Die Maintenance Gruppe (802.3bx) integriert die heute separat veröffentlichten und die bis 2017 zu erwartenden Standards in das neue Gesamtwerk IEEE Std 802.3-2017. Dieses soll das heutige Gesamtwerk IEEE Std 802.3-2012 ablösen. Der Umfang des 2017-Standards wir gigantisch sein, Beteiligte rechnen mit über 4.000 Seiten. Heute sind alle Kapitel geplant, die Arbeit konzentriert sich auf den Draft 2.0. Der Zieltermin ist der März 2017.
 
Standards in Vorbereitung
Vor der Entwicklung eines Standards steht ein sogenannter PAR (Project Authorisation Request) an. Einen solchen PAR erarbeiten die Study Groups, von denen es derzeit zwei aktive gibt:
25 GBit/s Ethernet und
Gigabit POF (Plastic [Polymer] Optical Fiber).
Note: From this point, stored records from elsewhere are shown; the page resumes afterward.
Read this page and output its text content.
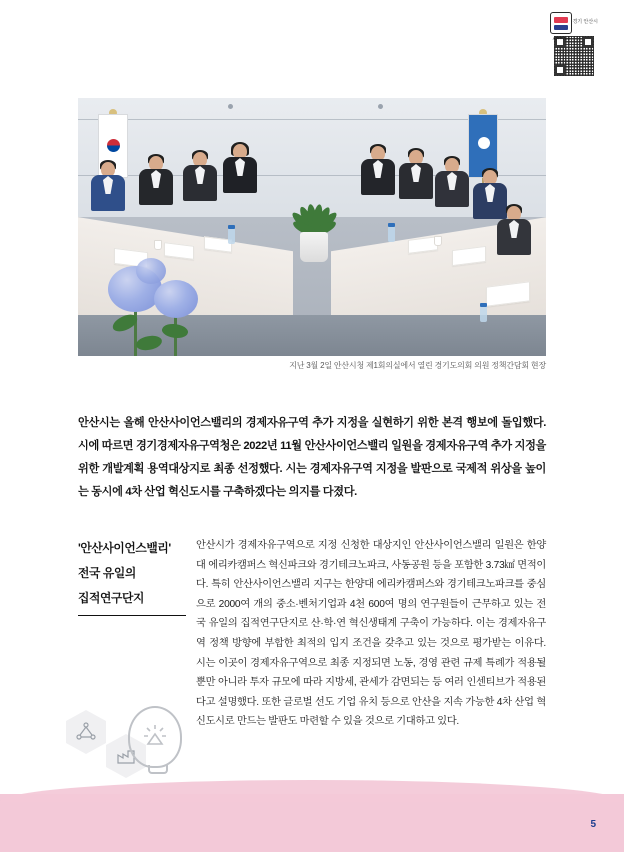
경기 안산시
지난 3월 2일 안산시청 제1회의실에서 열린 경기도의회 의원 정책간담회 현장
안산시는 올해 안산사이언스밸리의 경제자유구역 추가 지정을 실현하기 위한 본격 행보에 돌입했다. 시에 따르면 경기경제자유구역청은 2022년 11월 안산사이언스밸리 일원을 경제자유구역 추가 지정을 위한 개발계획 용역대상지로 최종 선정했다. 시는 경제자유구역 지정을 발판으로 국제적 위상을 높이는 동시에 4차 산업 혁신도시를 구축하겠다는 의지를 다졌다.
'안산사이언스밸리'
전국 유일의
집적연구단지
안산시가 경제자유구역으로 지정 신청한 대상지인 안산사이언스밸리 일원은 한양대 에리카캠퍼스 혁신파크와 경기테크노파크, 사동공원 등을 포함한 3.73㎢ 면적이다. 특히 안산사이언스밸리 지구는 한양대 에리카캠퍼스와 경기테크노파크를 중심으로 2000여 개의 중소·벤처기업과 4천 600여 명의 연구원들이 근무하고 있는 전국 유일의 집적연구단지로 산·학·연 혁신생태계 구축이 가능하다. 이는 경제자유구역 정책 방향에 부합한 최적의 입지 조건을 갖추고 있는 것으로 평가받는 이유다. 시는 이곳이 경제자유구역으로 최종 지정되면 노동, 경영 관련 규제 특례가 적용될 뿐만 아니라 투자 규모에 따라 지방세, 관세가 감면되는 등 여러 인센티브가 적용된다고 설명했다. 또한 글로벌 선도 기업 유치 등으로 안산을 지속 가능한 4차 산업 혁신도시로 만드는 발판도 마련할 수 있을 것으로 기대하고 있다.
5
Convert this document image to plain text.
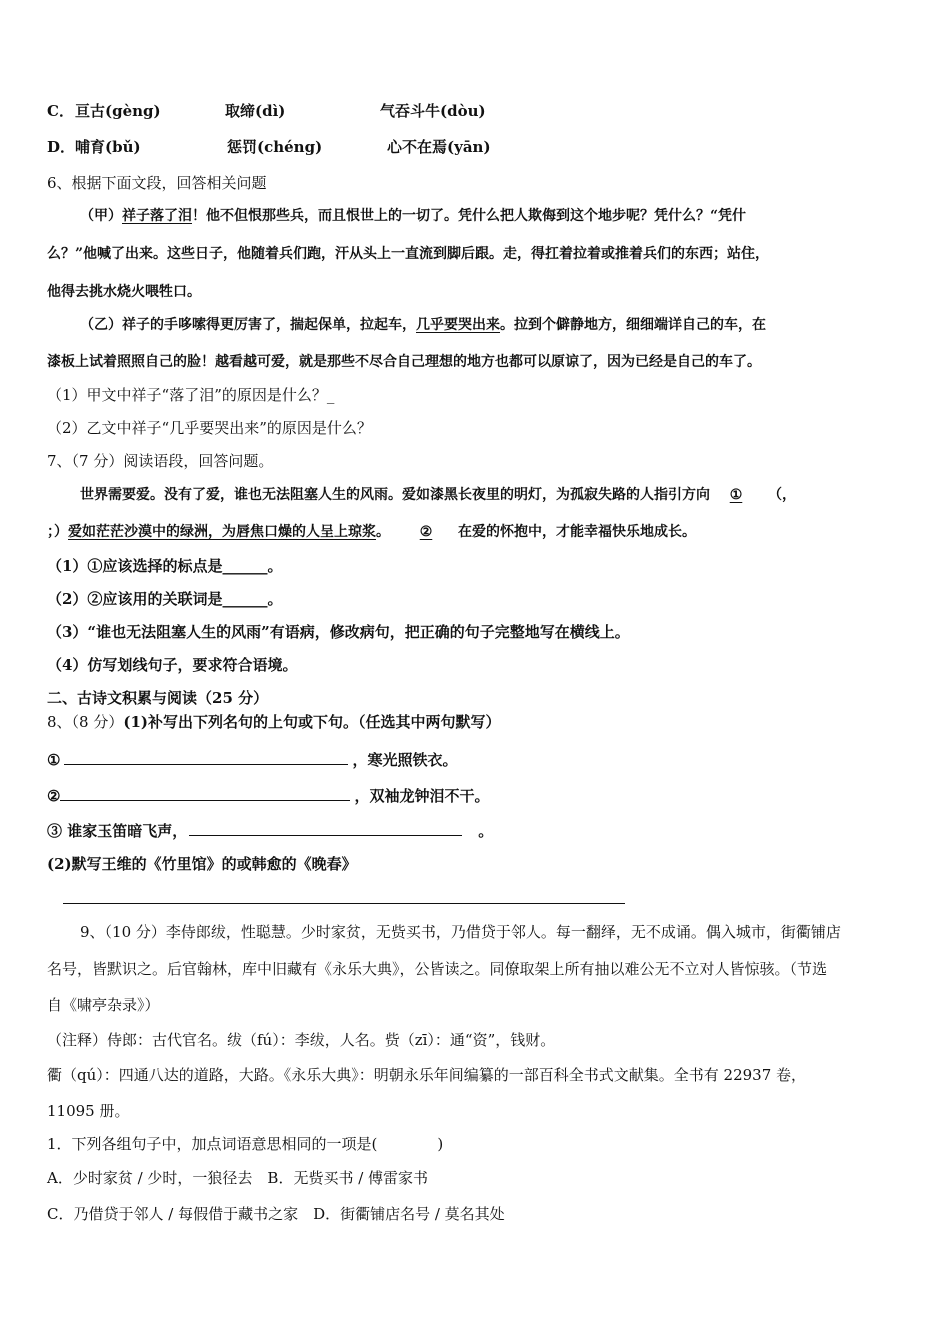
C．亘古(gèng)	取缔(dì)	气吞斗牛(dòu)
D．哺育(bǔ)	惩罚(chéng)	心不在焉(yān)
6、根据下面文段，回答相关问题
（甲）祥子落了泪！他不但恨那些兵，而且恨世上的一切了。凭什么把人欺侮到这个地步呢？凭什么？“凭什
么？”他喊了出来。这些日子，他随着兵们跑，汗从头上一直流到脚后跟。走，得扛着拉着或推着兵们的东西；站住，
他得去挑水烧火喂牲口。
（乙）祥子的手哆嗦得更厉害了，揣起保单，拉起车，几乎要哭出来。拉到个僻静地方，细细端详自己的车，在
漆板上试着照照自己的脸！越看越可爱，就是那些不尽合自己理想的地方也都可以原谅了，因为已经是自己的车了。
（1）甲文中祥子“落了泪”的原因是什么？_
（2）乙文中祥子“几乎要哭出来”的原因是什么？
7、（7 分）阅读语段，回答问题。
世界需要爱。没有了爱，谁也无法阻塞人生的风雨。爱如漆黑长夜里的明灯，为孤寂失路的人指引方向 ① （，
；）爱如茫茫沙漠中的绿洲，为唇焦口燥的人呈上琼浆。 ② 在爱的怀抱中，才能幸福快乐地成长。
（1）①应该选择的标点是______。
（2）②应该用的关联词是______。
（3）“谁也无法阻塞人生的风雨”有语病，修改病句，把正确的句子完整地写在横线上。
（4）仿写划线句子，要求符合语境。
二、古诗文积累与阅读（25 分）
8、（8 分）(1)补写出下列名句的上句或下句。（任选其中两句默写）
①	，寒光照铁衣。
②	，双袖龙钟泪不干。
③ 谁家玉笛暗飞声，	。
(2)默写王维的《竹里馆》的或韩愈的《晚春》
9、（10 分）李侍郎绂，性聪慧。少时家贫，无赀买书，乃借贷于邻人。每一翻绎，无不成诵。偶入城市，街衢铺店
名号，皆默识之。后官翰林，库中旧藏有《永乐大典》，公皆读之。同僚取架上所有抽以难公无不立对人皆惊骇。（节选
自《啸亭杂录》）
（注释）侍郎：古代官名。绂（fú）：李绂，人名。赀（zī）：通“资”，钱财。
衢（qú）：四通八达的道路，大路。《永乐大典》：明朝永乐年间编纂的一部百科全书式文献集。全书有 22937 卷，
11095 册。
1．下列各组句子中，加点词语意思相同的一项是(　　　　)
A．少时家贫 / 少时，一狼径去　B．无赀买书 / 傅雷家书
C．乃借贷于邻人 / 每假借于藏书之家　D．街衢铺店名号 / 莫名其处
Nachdem ein erster Call for Interest schiefgegangen war, hat die Study Group zu 25 GBit/s Ethernet nun die Aufgabe, einen PAR vorzubereiten. Ziele dieses zukünftigen Standards sind neben den üblichen Ethernet-Zielen die Entwicklung eines Single-Lane-25 GBit/s-Interfaces für eine Backplane (entsprechend 802.3bj, Clause 93), Kupfer-Twinax-Kabel mit einer Länge vom maximal drei Metern, einer Variante für maximal fünf Meter Länge und Multimode Fiber entsprechend 802.3bm (Clause 95). Diese Techniken sollen das von der ITU definierte OTN (Optical Transport Network) unterstützen. Project Authorisation Request und Objectives und Criteria for Standards Development (CSD) sind von 802.3 abgestimmt.

Bild 2. Gültige 802.3-Standards.

Bild 1. Übersicht über die laufenden 802.3-Projekte.